From the application’s point of view:

  • business logic remains business logic
  • infrastructure remains infrastructure
  • communication becomes a runtime concern, not an architectural one

Not a replacement for your stack

A common concern when introducing a new platform is whether it replaces existing tools. Graftcode is intentionally narrow in scope.

Graftcode does not replace:

  • load balancers or reverse proxies
  • API gateways
  • cloud platforms
  • logging, metrics, or tracing systems
  • security infrastructure

It works with standard transports such as TCP/IP and WebSocket, which means it scales through the same mechanisms your system already uses.

If your infrastructure can route and scale network traffic, it can route and scale Graftcode.


Where Graftcode adds value

Graftcode is most valuable in places where communication becomes repetitive, fragile, or tightly coupled to architecture choices.

Typical examples include:

  • backend-to-backend communication between services
  • exposing business capabilities to edge clients (Web Apps, Mobile Apps)
  • internal APIs shared across teams
  • modular systems that evolve over time

In these scenarios, Graftcode replaces the need to design, version, and distribute explicit communication layers.

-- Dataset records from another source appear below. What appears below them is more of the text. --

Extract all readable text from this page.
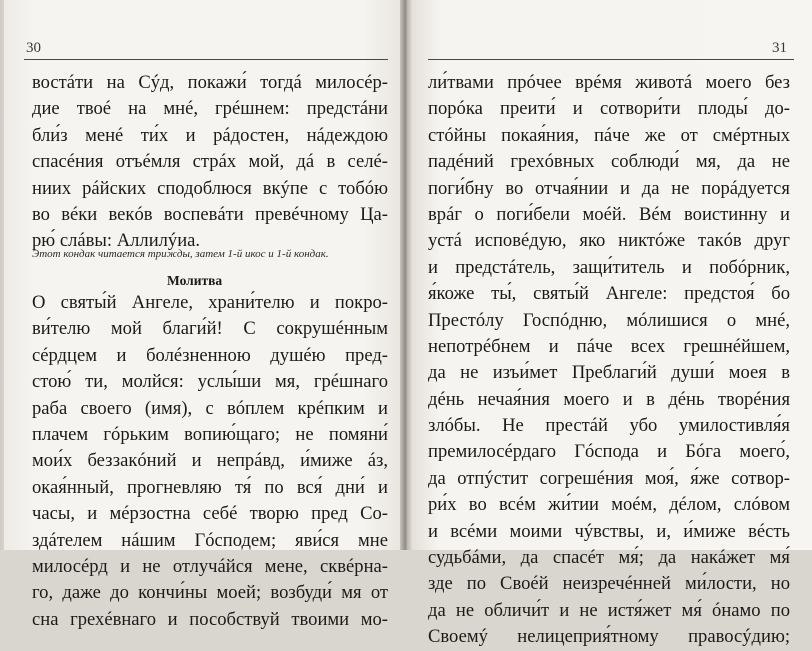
30
востáти на Сýд, покажи́ тогдá милосéр-
дие твоé на мнé, грéшнем: предстáни
бли́з менé ти́х и рáдостен, нáдеждою
спасéния отъéмля стрáх мой, дá в селé-
ниих рáйских сподоблюся вкýпе с тобóю
во вéки векóв воспевáти превéчному Ца-
рю́ слáвы: Аллилýиа.
Этот кондак читается трижды, затем 1-й икос и 1-й кондак.
Молитва
О святы́й Ангеле, хрaни́телю и покро-
ви́телю мой благи́й! С сокрушéнным
сéрдцем и болéзненною душéю пред-
стою́ ти, молйся: услы́ши мя, грéшнаго
раба своего (имя), с вóплем крéпким и
плачем гóрьким вопию́щаго; не помяни́
мои́х беззакóний и непрáвд, и́миже áз,
окая́нный, прогневляю тя́ по вся́ дни́ и
часы, и мéрзостна себé творю пред Со-
здáтелем нáшим Гóсподем; яви́ся мне
милосéрд и не отлучáйся мене, сквéрна-
го, даже до кончи́ны моей; возбуди́ мя от
сна грехéвнаго и пособствуй твоими мо-
31
ли́твами прóчее врéмя животá моего без
порóка преити́ и сотвори́ти плоды́ до-
стóйны покая́ния, пáче же от смéртных
падéний грехóвных соблюди́ мя, да не
поги́бну во отчая́нии и да не порáдуется
врáг о поги́бели моéй. Вéм воистинну и
устá исповéдую, яко никтóже такóв друг
и предстáтель, защи́титель и побóрник,
я́коже ты́, святы́й Ангеле: предстоя́ бо
Престóлу Госпóдню, мóлишися о мнé,
непотрéбнем и пáче всех грешнéйшем,
да не изъи́мет Преблаги́й души́ моея в
дéнь нечая́ния моего и в дéнь творéния
злóбы. Не престáй убо умилостивля́я
премилосéрдаго Гóспода и Бóга моего́,
да отпýстит согрешéния моя́, я́же сотвор-
ри́х во всéм жи́тии моéм, дéлом, слóвом
и всéми моими чýвствы, и, и́миже вéсть
судьбáми, да спасéт мя́; да накáжет мя́
зде по Своéй неизречéнней ми́лости, но
да не обличи́т и не истя́жет мя́ óнамо по
Своемý нелицеприя́тному правосýдию;
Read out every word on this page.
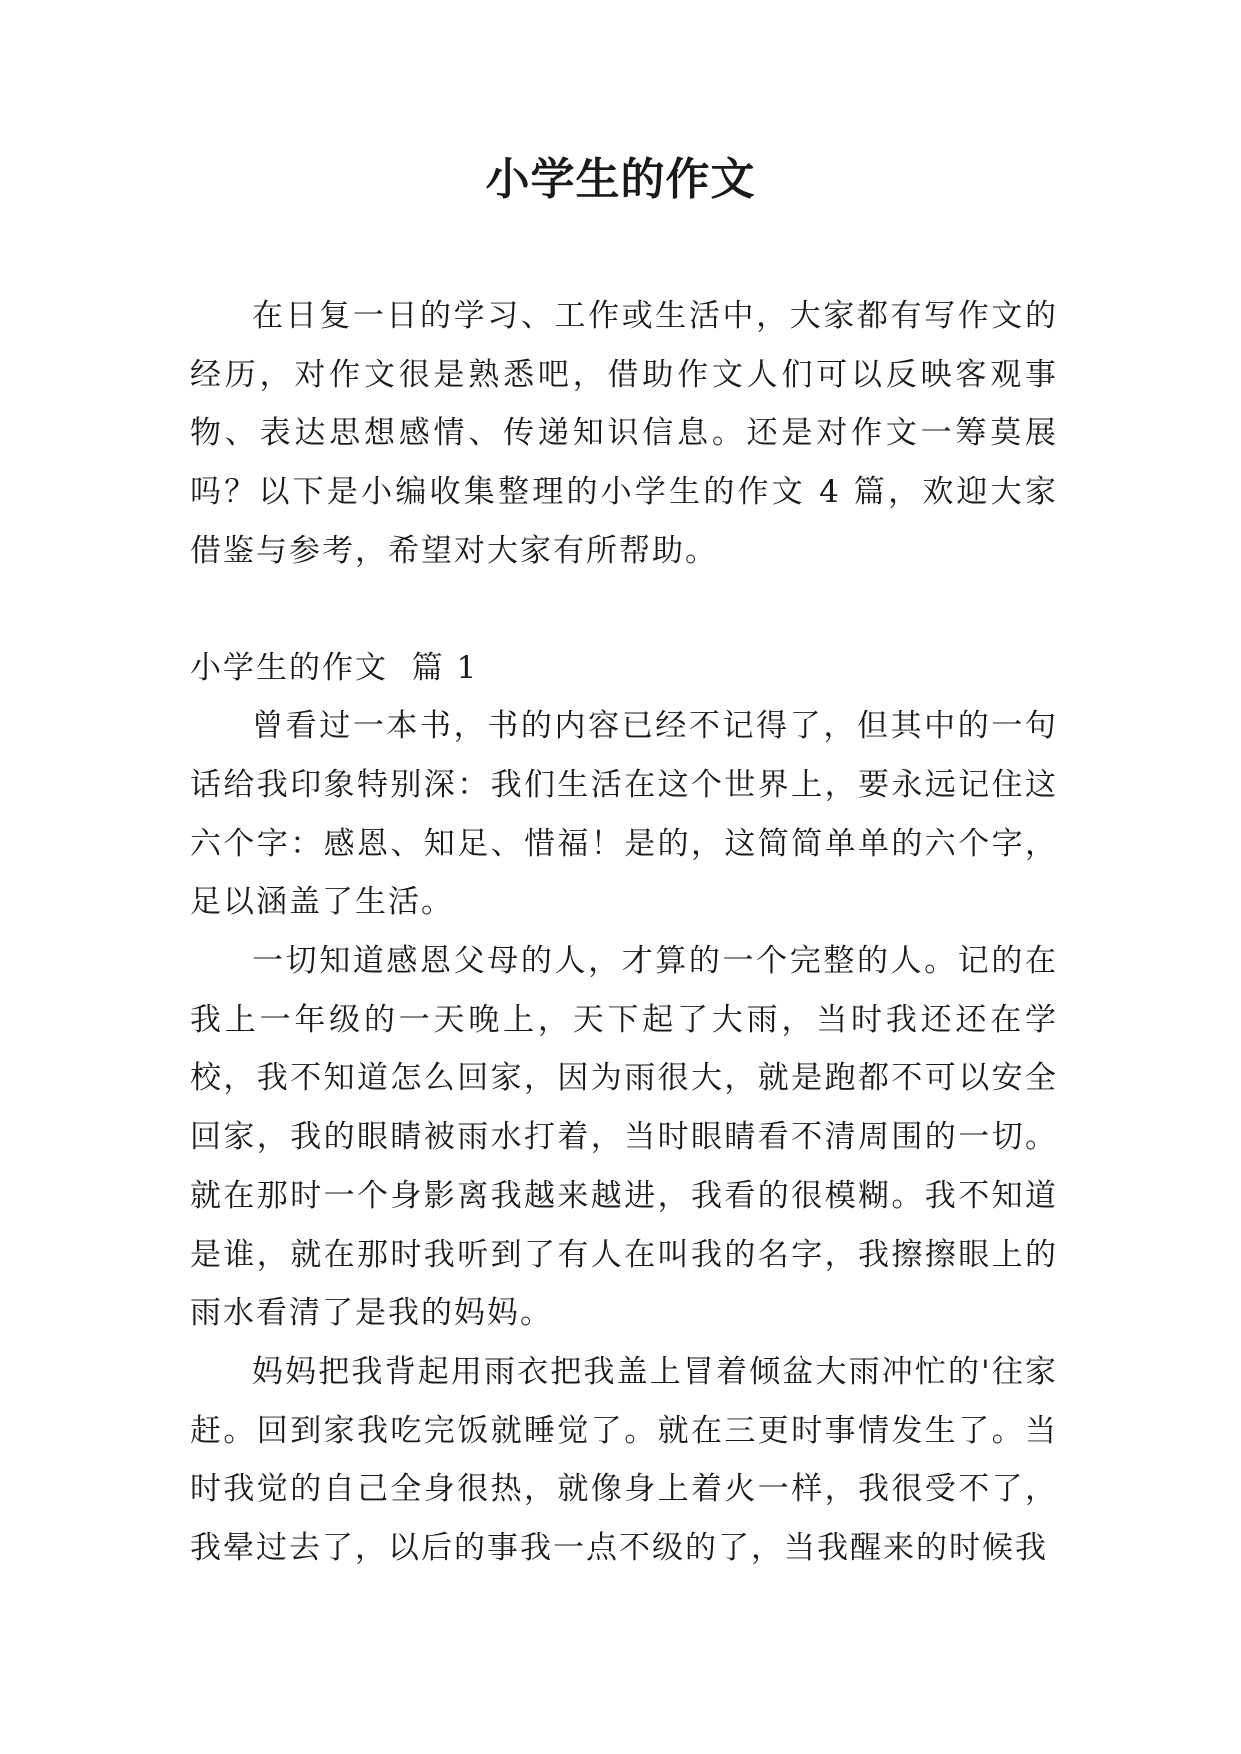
小学生的作文

在日复一日的学习、工作或生活中，大家都有写作文的经历，对作文很是熟悉吧，借助作文人们可以反映客观事物、表达思想感情、传递知识信息。还是对作文一筹莫展吗？以下是小编收集整理的小学生的作文 4 篇，欢迎大家借鉴与参考，希望对大家有所帮助。

小学生的作文  篇 1

曾看过一本书，书的内容已经不记得了，但其中的一句话给我印象特别深：我们生活在这个世界上，要永远记住这六个字：感恩、知足、惜福！是的，这简简单单的六个字，足以涵盖了生活。

一切知道感恩父母的人，才算的一个完整的人。记的在我上一年级的一天晚上，天下起了大雨，当时我还还在学校，我不知道怎么回家，因为雨很大，就是跑都不可以安全回家，我的眼睛被雨水打着，当时眼睛看不清周围的一切。就在那时一个身影离我越来越进，我看的很模糊。我不知道是谁，就在那时我听到了有人在叫我的名字，我擦擦眼上的雨水看清了是我的妈妈。

妈妈把我背起用雨衣把我盖上冒着倾盆大雨冲忙的'往家赶。回到家我吃完饭就睡觉了。就在三更时事情发生了。当时我觉的自己全身很热，就像身上着火一样，我很受不了，我晕过去了，以后的事我一点不级的了，当我醒来的时候我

Coexisting with existing approaches

Adopting Graftcode does not require an all-or-nothing decision.

It can coexist with:

  • REST APIs
  • gRPC services
  • message-based integrations

Teams often start by introducing Graftcode for a single service or internal interface. Over time, as the benefits become clear, usage expands naturally.

The goal is not to eliminate existing solutions overnight, but to reduce the amount of integration work needed going forward.


Architectural flexibility over time

Because Graftcode decouples code from communication details, architectural decisions become easier to change.

A module can:

  • start as an in-process component
  • later move to a separate service
  • change its transport or hosting model

All without changing how it is called from application code.

This flexibility is especially useful in systems that evolve gradually—where today’s design constraints are rarely tomorrow’s.


A shift in responsibility

Traditionally, communication logic lives in application code. With Graftcode, that responsibility shifts to the runtime.

Developers focus on:

  • defining clear public interfaces
  • writing business logic
  • evolving interfaces carefully over time

The runtime handles:

  • client generation
  • transport
  • execution
  • compatibility

This separation allows teams to think about architecture at the right level of abstraction.


In short

Graftcode fits where communication usually becomes a burden, without asking you to replace the rest of your stack.

It narrows the gap between local and remote code, allowing distributed systems to be built—and evolved—using the same mental model developers already trust.